Multimodal perception of rhythm, time and illusory time
How does the brain keep track of and make meaning out of temporal information to produce stable percepts of the world?
The Risset Illusion
The Risset illusion subproject uses MRI to investigate how the brain responds to an illusory change in tempo. This illusion may help us understand how predictions can influence the sensory system and override the characteristics of the actual physical stimuli.
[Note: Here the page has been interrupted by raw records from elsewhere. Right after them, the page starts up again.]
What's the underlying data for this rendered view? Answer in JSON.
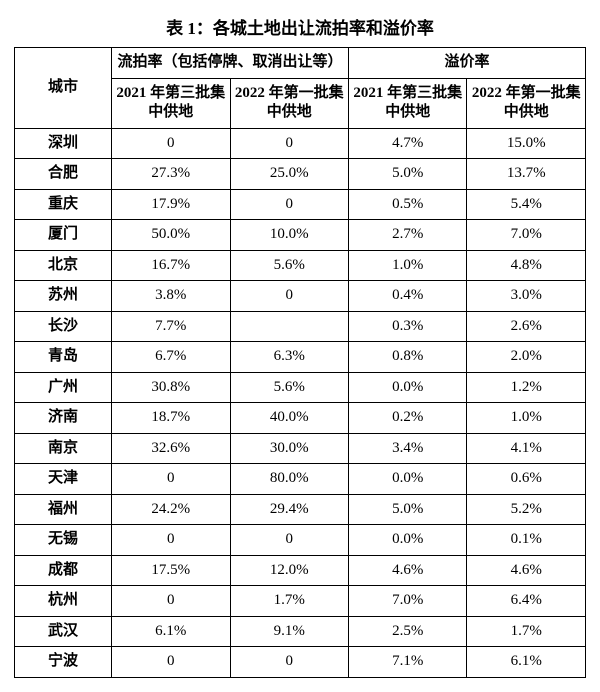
{
  "table": {
    "title": "表 1：各城土地出让流拍率和溢价率",
    "header": {
      "city_label": "城市",
      "group_failed": "流拍率（包括停牌、取消出让等）",
      "group_premium": "溢价率",
      "col_2021_q3": "2021 年第三批集中供地",
      "col_2022_q1": "2022 年第一批集中供地"
    },
    "rows": [
      {
        "city": "深圳",
        "f21": "0",
        "f22": "0",
        "p21": "4.7%",
        "p22": "15.0%"
      },
      {
        "city": "合肥",
        "f21": "27.3%",
        "f22": "25.0%",
        "p21": "5.0%",
        "p22": "13.7%"
      },
      {
        "city": "重庆",
        "f21": "17.9%",
        "f22": "0",
        "p21": "0.5%",
        "p22": "5.4%"
      },
      {
        "city": "厦门",
        "f21": "50.0%",
        "f22": "10.0%",
        "p21": "2.7%",
        "p22": "7.0%"
      },
      {
        "city": "北京",
        "f21": "16.7%",
        "f22": "5.6%",
        "p21": "1.0%",
        "p22": "4.8%"
      },
      {
        "city": "苏州",
        "f21": "3.8%",
        "f22": "0",
        "p21": "0.4%",
        "p22": "3.0%"
      },
      {
        "city": "长沙",
        "f21": "7.7%",
        "f22": "",
        "p21": "0.3%",
        "p22": "2.6%"
      },
      {
        "city": "青岛",
        "f21": "6.7%",
        "f22": "6.3%",
        "p21": "0.8%",
        "p22": "2.0%"
      },
      {
        "city": "广州",
        "f21": "30.8%",
        "f22": "5.6%",
        "p21": "0.0%",
        "p22": "1.2%"
      },
      {
        "city": "济南",
        "f21": "18.7%",
        "f22": "40.0%",
        "p21": "0.2%",
        "p22": "1.0%"
      },
      {
        "city": "南京",
        "f21": "32.6%",
        "f22": "30.0%",
        "p21": "3.4%",
        "p22": "4.1%"
      },
      {
        "city": "天津",
        "f21": "0",
        "f22": "80.0%",
        "p21": "0.0%",
        "p22": "0.6%"
      },
      {
        "city": "福州",
        "f21": "24.2%",
        "f22": "29.4%",
        "p21": "5.0%",
        "p22": "5.2%"
      },
      {
        "city": "无锡",
        "f21": "0",
        "f22": "0",
        "p21": "0.0%",
        "p22": "0.1%"
      },
      {
        "city": "成都",
        "f21": "17.5%",
        "f22": "12.0%",
        "p21": "4.6%",
        "p22": "4.6%"
      },
      {
        "city": "杭州",
        "f21": "0",
        "f22": "1.7%",
        "p21": "7.0%",
        "p22": "6.4%"
      },
      {
        "city": "武汉",
        "f21": "6.1%",
        "f22": "9.1%",
        "p21": "2.5%",
        "p22": "1.7%"
      },
      {
        "city": "宁波",
        "f21": "0",
        "f22": "0",
        "p21": "7.1%",
        "p22": "6.1%"
      }
    ],
    "colors": {
      "text": "#000000",
      "border": "#000000",
      "background": "#ffffff"
    },
    "fonts": {
      "title_size_pt": 13,
      "cell_size_pt": 11,
      "family": "SimSun / Songti serif"
    }
  }
}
Tempo is an MRI sub project where we investigate how changes in tempo and rhythmic quality is perceived. The experiments is set up to study how the brain tracks changes and predict temporal regularities. In particular, we are interested in how the brain make sense of linear and nonlinear changes like regular accelerations in tempo relative to nonlinear changes.
The flash lag illusion
We also study the flash lag illusion or flash-lag effect as a fundamental perceptual illusion in the temporal domain. In the classic example, a moving object (e.g., a shifting or rotating line) that at a specific time is physically in the same location of another briefly occurring object (i.e. the flashing of another non-moving line) are perceived to be displaced from one another. In the multimodal version, a visually moving object can be in the same location of another object while a brief sound is played (e.g., a click) and also these two are perceived to be displaced from one another.
These illusions are of interest because they reveal the manner in which the perceptual system deals with predicted versus unpredicted events, exposing how perception often represent in the ‘now’ what will happen in the future. Hence, despite all processing of information is necessarily about the past, we see or hear the future in order to represent and react in the present.